Locomotion and Control of a Friction-Driven Tripedal Robot

TL;DR

This paper presents a control method for a tripedal friction-driven robot that achieves omni-directional movement, effective line following, and disturbance correction, validated through experiments and a mathematical model.

Contribution

It introduces a mathematical model and control strategy for a tripedal friction-driven robot with omni-directional control capabilities and disturbance compensation.

Findings

Proportional-Integral error compensation reduced path error by 46%.

The controller corrected aerodynamic disturbances, reducing error by 65%.

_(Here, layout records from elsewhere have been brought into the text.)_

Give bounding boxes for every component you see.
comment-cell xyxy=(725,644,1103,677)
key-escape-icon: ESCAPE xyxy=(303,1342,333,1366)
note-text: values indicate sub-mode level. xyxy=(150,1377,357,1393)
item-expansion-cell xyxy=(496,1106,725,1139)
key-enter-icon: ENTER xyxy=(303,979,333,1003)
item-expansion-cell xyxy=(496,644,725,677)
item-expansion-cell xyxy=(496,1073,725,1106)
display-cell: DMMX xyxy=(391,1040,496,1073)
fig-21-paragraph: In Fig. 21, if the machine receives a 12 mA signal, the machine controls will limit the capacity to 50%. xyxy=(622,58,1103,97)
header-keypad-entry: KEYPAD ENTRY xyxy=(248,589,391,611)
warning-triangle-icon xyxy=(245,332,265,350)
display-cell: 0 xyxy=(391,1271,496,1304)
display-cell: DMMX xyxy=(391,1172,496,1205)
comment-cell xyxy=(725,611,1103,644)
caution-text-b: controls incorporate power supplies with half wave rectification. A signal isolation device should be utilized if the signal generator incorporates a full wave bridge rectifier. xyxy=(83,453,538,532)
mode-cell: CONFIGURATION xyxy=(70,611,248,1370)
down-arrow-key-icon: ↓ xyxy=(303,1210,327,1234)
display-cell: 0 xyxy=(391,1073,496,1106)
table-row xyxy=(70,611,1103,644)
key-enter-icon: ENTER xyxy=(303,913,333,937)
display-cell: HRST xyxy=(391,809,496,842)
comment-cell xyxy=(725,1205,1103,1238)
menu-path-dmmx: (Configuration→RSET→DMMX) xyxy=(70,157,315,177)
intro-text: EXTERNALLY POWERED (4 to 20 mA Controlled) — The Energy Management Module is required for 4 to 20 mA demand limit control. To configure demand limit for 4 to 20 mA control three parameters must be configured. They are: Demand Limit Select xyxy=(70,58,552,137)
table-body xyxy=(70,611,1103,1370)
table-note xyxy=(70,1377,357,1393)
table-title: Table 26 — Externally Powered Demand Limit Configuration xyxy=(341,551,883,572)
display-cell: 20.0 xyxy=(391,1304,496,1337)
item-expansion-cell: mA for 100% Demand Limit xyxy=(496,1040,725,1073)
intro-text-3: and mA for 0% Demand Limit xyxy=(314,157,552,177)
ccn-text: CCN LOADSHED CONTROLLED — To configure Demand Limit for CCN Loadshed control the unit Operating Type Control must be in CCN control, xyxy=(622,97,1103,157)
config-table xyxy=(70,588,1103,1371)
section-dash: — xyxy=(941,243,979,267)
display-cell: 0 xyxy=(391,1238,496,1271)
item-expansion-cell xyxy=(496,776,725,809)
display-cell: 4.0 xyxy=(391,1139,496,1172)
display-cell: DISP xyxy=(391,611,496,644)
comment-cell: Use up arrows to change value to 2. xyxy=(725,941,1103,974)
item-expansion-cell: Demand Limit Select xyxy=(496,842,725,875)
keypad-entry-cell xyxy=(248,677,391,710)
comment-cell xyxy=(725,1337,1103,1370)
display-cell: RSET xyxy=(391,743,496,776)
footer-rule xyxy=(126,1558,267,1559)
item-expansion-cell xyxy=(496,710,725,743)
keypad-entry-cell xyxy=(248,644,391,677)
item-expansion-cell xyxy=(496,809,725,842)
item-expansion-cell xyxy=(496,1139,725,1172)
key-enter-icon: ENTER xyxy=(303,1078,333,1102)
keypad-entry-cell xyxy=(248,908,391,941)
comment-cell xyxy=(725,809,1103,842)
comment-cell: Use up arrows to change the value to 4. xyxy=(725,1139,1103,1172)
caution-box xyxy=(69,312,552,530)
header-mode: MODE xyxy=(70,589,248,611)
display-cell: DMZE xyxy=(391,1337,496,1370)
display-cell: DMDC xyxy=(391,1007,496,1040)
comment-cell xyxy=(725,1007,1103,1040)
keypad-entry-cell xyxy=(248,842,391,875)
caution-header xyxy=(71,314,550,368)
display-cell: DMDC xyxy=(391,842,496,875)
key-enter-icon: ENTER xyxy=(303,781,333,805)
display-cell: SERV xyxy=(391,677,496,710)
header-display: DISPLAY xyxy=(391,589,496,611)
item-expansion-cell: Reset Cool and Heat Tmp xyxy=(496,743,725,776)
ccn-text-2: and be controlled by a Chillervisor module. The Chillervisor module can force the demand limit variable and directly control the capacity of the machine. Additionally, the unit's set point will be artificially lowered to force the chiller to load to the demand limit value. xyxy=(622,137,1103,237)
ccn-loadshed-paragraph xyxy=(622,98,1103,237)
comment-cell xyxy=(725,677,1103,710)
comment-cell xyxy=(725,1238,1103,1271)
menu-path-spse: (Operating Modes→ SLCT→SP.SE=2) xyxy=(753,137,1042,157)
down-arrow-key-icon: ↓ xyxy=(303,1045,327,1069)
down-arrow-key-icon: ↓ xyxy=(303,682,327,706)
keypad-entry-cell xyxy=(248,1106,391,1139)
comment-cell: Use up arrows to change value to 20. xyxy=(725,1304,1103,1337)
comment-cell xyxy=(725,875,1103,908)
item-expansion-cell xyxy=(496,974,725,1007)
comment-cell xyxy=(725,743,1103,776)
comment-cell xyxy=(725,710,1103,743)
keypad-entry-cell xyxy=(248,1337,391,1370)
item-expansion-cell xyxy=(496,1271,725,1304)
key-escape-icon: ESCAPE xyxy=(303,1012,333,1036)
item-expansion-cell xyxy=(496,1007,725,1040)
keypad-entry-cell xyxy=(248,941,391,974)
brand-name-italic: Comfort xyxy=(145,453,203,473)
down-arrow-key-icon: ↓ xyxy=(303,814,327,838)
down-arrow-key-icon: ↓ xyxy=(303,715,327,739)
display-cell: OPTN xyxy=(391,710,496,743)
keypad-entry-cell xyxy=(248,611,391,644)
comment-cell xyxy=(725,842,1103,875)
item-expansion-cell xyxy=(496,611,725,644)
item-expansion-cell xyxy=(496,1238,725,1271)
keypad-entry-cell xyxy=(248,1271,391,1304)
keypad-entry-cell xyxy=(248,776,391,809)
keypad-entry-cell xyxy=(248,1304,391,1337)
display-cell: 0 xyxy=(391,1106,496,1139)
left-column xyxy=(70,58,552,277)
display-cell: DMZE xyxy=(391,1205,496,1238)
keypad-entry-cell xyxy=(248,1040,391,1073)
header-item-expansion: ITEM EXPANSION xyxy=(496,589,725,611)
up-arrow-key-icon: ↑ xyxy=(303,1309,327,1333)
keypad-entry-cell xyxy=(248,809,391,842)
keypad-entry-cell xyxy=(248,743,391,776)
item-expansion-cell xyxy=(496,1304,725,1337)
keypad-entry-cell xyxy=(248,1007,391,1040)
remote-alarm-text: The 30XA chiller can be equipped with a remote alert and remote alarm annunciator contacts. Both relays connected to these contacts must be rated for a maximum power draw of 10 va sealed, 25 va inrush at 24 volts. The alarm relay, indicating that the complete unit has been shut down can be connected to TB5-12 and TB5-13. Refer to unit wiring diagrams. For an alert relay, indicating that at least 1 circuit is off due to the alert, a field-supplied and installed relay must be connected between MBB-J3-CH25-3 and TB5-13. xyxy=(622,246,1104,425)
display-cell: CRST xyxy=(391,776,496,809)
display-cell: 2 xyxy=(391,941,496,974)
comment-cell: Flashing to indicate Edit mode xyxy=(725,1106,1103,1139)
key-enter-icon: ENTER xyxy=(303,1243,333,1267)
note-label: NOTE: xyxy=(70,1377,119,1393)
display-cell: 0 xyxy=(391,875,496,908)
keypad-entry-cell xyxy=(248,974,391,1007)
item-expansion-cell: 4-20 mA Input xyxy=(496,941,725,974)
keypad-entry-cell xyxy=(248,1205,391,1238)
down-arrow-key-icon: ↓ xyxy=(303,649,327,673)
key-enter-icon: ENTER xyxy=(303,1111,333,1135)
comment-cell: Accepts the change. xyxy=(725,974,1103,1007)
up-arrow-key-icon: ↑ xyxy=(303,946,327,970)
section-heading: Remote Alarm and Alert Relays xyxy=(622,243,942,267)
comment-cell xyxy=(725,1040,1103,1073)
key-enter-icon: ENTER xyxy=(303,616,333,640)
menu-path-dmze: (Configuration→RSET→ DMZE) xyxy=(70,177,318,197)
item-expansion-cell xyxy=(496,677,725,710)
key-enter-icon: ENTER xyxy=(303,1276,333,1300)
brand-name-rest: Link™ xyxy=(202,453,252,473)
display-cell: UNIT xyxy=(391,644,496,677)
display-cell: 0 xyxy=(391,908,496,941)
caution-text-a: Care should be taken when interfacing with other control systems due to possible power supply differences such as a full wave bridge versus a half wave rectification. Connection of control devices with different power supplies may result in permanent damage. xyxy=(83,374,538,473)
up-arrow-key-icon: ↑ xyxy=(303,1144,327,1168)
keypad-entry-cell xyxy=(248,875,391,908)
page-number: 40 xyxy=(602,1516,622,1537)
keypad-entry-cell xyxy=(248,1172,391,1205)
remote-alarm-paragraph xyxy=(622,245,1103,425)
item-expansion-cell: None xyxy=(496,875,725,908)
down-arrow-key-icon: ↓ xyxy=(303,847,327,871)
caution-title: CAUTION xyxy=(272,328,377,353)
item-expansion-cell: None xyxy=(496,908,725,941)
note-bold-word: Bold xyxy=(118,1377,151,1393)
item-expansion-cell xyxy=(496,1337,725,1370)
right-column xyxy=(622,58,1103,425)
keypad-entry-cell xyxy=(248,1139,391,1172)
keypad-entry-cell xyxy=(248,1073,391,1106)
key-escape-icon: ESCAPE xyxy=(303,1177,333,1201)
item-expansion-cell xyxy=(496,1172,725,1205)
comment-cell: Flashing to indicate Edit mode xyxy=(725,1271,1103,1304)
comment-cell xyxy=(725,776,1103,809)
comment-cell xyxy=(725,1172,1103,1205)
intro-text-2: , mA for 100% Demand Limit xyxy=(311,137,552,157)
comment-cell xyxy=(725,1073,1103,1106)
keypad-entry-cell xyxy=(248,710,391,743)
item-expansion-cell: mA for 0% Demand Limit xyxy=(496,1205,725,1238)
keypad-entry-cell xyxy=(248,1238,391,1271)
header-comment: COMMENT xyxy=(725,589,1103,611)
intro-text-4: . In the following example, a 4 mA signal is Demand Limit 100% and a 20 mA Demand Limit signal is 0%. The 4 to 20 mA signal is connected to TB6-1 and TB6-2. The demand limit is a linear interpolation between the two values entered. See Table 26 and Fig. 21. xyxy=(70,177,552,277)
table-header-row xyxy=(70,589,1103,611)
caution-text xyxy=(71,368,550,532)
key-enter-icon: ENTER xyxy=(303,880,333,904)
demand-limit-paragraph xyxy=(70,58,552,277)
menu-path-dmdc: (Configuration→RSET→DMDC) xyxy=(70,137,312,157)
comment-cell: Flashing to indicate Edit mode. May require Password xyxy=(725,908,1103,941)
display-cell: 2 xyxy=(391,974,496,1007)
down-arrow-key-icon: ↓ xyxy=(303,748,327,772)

Experimental validation confirmed the model's accuracy and control effectiveness.

Abstract

This letter considers control of a radially symmetric tripedal friction-driven robot. The robot features 3 servo motors mounted on a 3-D printed chassis 7 cm from the center of mass and separated 120 degrees. These motors drive limbs, which impart frictional reactive forces on the body. Experimental observations performed on a uniform friction surface validated a mathematical model for robot motion. This model was used to create a gait map, which features instantaneous omni-directional control. We demonstrated line following using live feedback from an overhead tracking camera. Proportional-Integral error compensation performance was compared to a basic position update procedure on a rectangular course. The controller reduced path error by approximately $46\%$. The error compensator is also able to correct for aerodynamic disturbances generated by a high-volume industrial fan with a mean flow speed of $5.5ms^{-1}$, reducing path error by $65\%$ relative to the basic position update procedure.